Durante casi un año, disentir mínimamente con la línea oficial en dos asuntos ha supuesto chocar con la Gestapo de las redes sociales y la ridiculización y condena de los medios convencionales: el posible (¿mejor así?) fraude electoral en las presidenciales de Estados Unidos y la pandemia de covid.
El muro de silencio ha sido cuasi soviético, la disidencia se ha calificado de “negacionismo” (asociando las opiniones ‘non sanctas’ con la negación del Holocausto judío) cualquier desviación, incluso preguntarse por posibilidades alternativas a las que se nos ofrecían, ha costado a algunos el ostracismo y la pérdida del empleo o de prestigio profesional.
La razón, se decía, es que al tratarse de un asunto que “cuesta vidas” la difusión de cualquier versión que se alejase una pulgada de la de los expertos certificados por el poder equivaldría poco menos que a un genocidio. Había que seguir “la Ciencia”, y no había más.
Los problemas son tres: que lo que llaman “la Ciencia” es en realidad un grupo de autodenominados ‘expertos’ sancionados por el poder; que la verdadera ciencia no se ve perjudicada por la contradicción sino que, muy al contrario, avanza con ella; y que, corolario de lo anterior, ha ido dando llamativos bandazos a lo largo de este curioso año de peste.
Y ahora le ha tocado el turno al origen del virus. Durante todo este tiempo, además de censurarse por ‘racista’ la denominación favorita de Trump del SARS-2 como ‘virus chino’, todos los medios y sus aliados tecnológicos se unieron para denigrar cualquier versión sobre el origen del virus que no fuera casual, ya se tratara de un malhadado pangolín o un triste murciélago, ambos supuestamente en la dieta de uno de esos exóticos orientales. Hacer notar que la ciudad donde surgió el virus que nos ha tenido en vilo todo un año alberga un prestigioso laboratorio que experimenta, precisamente, con virus se convirtió en una condena a gorrito de papel de plata, la etiqueta de peligroso conspiranoico, la censura probable y la demonización segura.
Pero la investigación de Nicholas Wade, demasiado precisa para ser desdeñada, lo ha cambiado todo. Ahora, el propio doctor Anthony Fauci, la máxima autoridad estadounidense sobre las medidas contra la pandemia, ha admitido, por fin, la posibilidad de que el virus no tenga un origen natural, sino que haya sido manipulado, y de que haya surgido de un laboratorio de Wuhan. Ya pueden quitarse el gorrito de papel de plata, amigos.
Esto no es un detalle, créanme: destruye completamente el argumentario para censurar (o desdeñar) no esta opinión, sino cualquiera del mismo género.

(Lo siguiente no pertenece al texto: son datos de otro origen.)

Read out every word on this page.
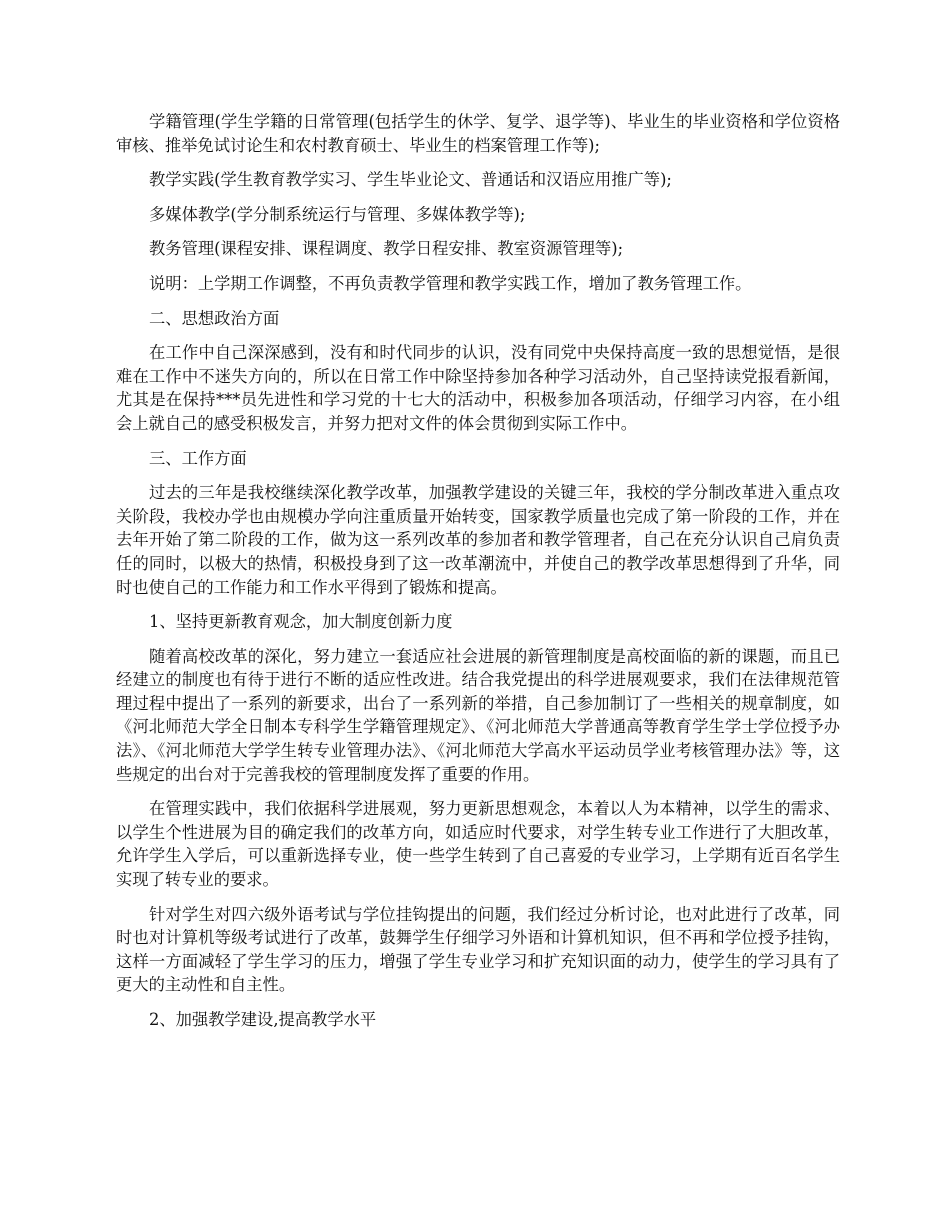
学籍管理(学生学籍的日常管理(包括学生的休学、复学、退学等)、毕业生的毕业资格和学位资格审核、推举免试讨论生和农村教育硕士、毕业生的档案管理工作等);

教学实践(学生教育教学实习、学生毕业论文、普通话和汉语应用推广等);

多媒体教学(学分制系统运行与管理、多媒体教学等);

教务管理(课程安排、课程调度、教学日程安排、教室资源管理等);

说明：上学期工作调整，不再负责教学管理和教学实践工作，增加了教务管理工作。

二、思想政治方面

在工作中自己深深感到，没有和时代同步的认识，没有同党中央保持高度一致的思想觉悟，是很难在工作中不迷失方向的，所以在日常工作中除坚持参加各种学习活动外，自己坚持读党报看新闻，尤其是在保持***员先进性和学习党的十七大的活动中，积极参加各项活动，仔细学习内容，在小组会上就自己的感受积极发言，并努力把对文件的体会贯彻到实际工作中。

三、工作方面

过去的三年是我校继续深化教学改革，加强教学建设的关键三年，我校的学分制改革进入重点攻关阶段，我校办学也由规模办学向注重质量开始转变，国家教学质量也完成了第一阶段的工作，并在去年开始了第二阶段的工作，做为这一系列改革的参加者和教学管理者，自己在充分认识自己肩负责任的同时，以极大的热情，积极投身到了这一改革潮流中，并使自己的教学改革思想得到了升华，同时也使自己的工作能力和工作水平得到了锻炼和提高。

1、坚持更新教育观念，加大制度创新力度

随着高校改革的深化，努力建立一套适应社会进展的新管理制度是高校面临的新的课题，而且已经建立的制度也有待于进行不断的适应性改进。结合我党提出的科学进展观要求，我们在法律规范管理过程中提出了一系列的新要求，出台了一系列新的举措，自己参加制订了一些相关的规章制度，如《河北师范大学全日制本专科学生学籍管理规定》、《河北师范大学普通高等教育学生学士学位授予办法》、《河北师范大学学生转专业管理办法》、《河北师范大学高水平运动员学业考核管理办法》等，这些规定的出台对于完善我校的管理制度发挥了重要的作用。

在管理实践中，我们依据科学进展观，努力更新思想观念，本着以人为本精神，以学生的需求、以学生个性进展为目的确定我们的改革方向，如适应时代要求，对学生转专业工作进行了大胆改革，允许学生入学后，可以重新选择专业，使一些学生转到了自己喜爱的专业学习，上学期有近百名学生实现了转专业的要求。

针对学生对四六级外语考试与学位挂钩提出的问题，我们经过分析讨论，也对此进行了改革，同时也对计算机等级考试进行了改革，鼓舞学生仔细学习外语和计算机知识，但不再和学位授予挂钩，这样一方面减轻了学生学习的压力，增强了学生专业学习和扩充知识面的动力，使学生的学习具有了更大的主动性和自主性。

2、加强教学建设,提高教学水平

Porque parece obvio que si una versión de una realidad científica es censurada y castigada, no se investigará ni se discutirá y, por tanto, nunca podrá rectificarse error alguno en el que puedan caer los expertos oficiales.
La cosa es tan grave, afecta hasta tal punto al edificio represivo levantado por los dueños del discurso, que ya han comenzado los esfuerzos de control de daños para salvar los muebles, incluyendo lo que podríamos llamar ‘la Defensa Sánchez’: negar la hemeroteca, rescribir el pasado.
Así, la periodista presentadora Brianna Keilar ofreció una curiosa defensa del cambio en la línea del partido en su programa de CNN. Keilar sostuvo que la teoría de un origen artificial del covid, surgido de un escape casual del laboratorio de Wuhan, “había sido secuestrada por los teóricos de la conspiración”, a pesar de lo cual podría ser legítima, aunque sigue siendo marginal.
Esto es opinable, claro, pero no lo que añadió a continuación: “Por aclararnos, el doctor Fauci nunca dijo que el covid no procediera de un laboratorio; solo afirmó que no había pruebas científicas que avalaran que así fue”.
Tengo ante mí un titular precisamente de CNN de hace casi exactamente un año, del 5 de mayo de 2020, que reza: “Anthony Fauci acaba de destrozar la teoría de Donald Trump sobre el origen del coronavirus”. Destrozar, un verbo no muy periodístico pero exquisitamente diáfano. Por otra parte, la “teoría de Donald Trump” es exactamente la misma que empieza a extenderse hoy como la más probable, respaldada, entre otros, por el Nobel de Medicina francés Luc Montagnier. Y el hecho de que no se le llame en ese titular “la teoría del laboratorio” o cosa similar indica la razón por la que había que “destrozarla”: porque la defendía Donald Trump. Lástima que el expresidente no se pronunciase en su día por una dieta estrictamente vegana.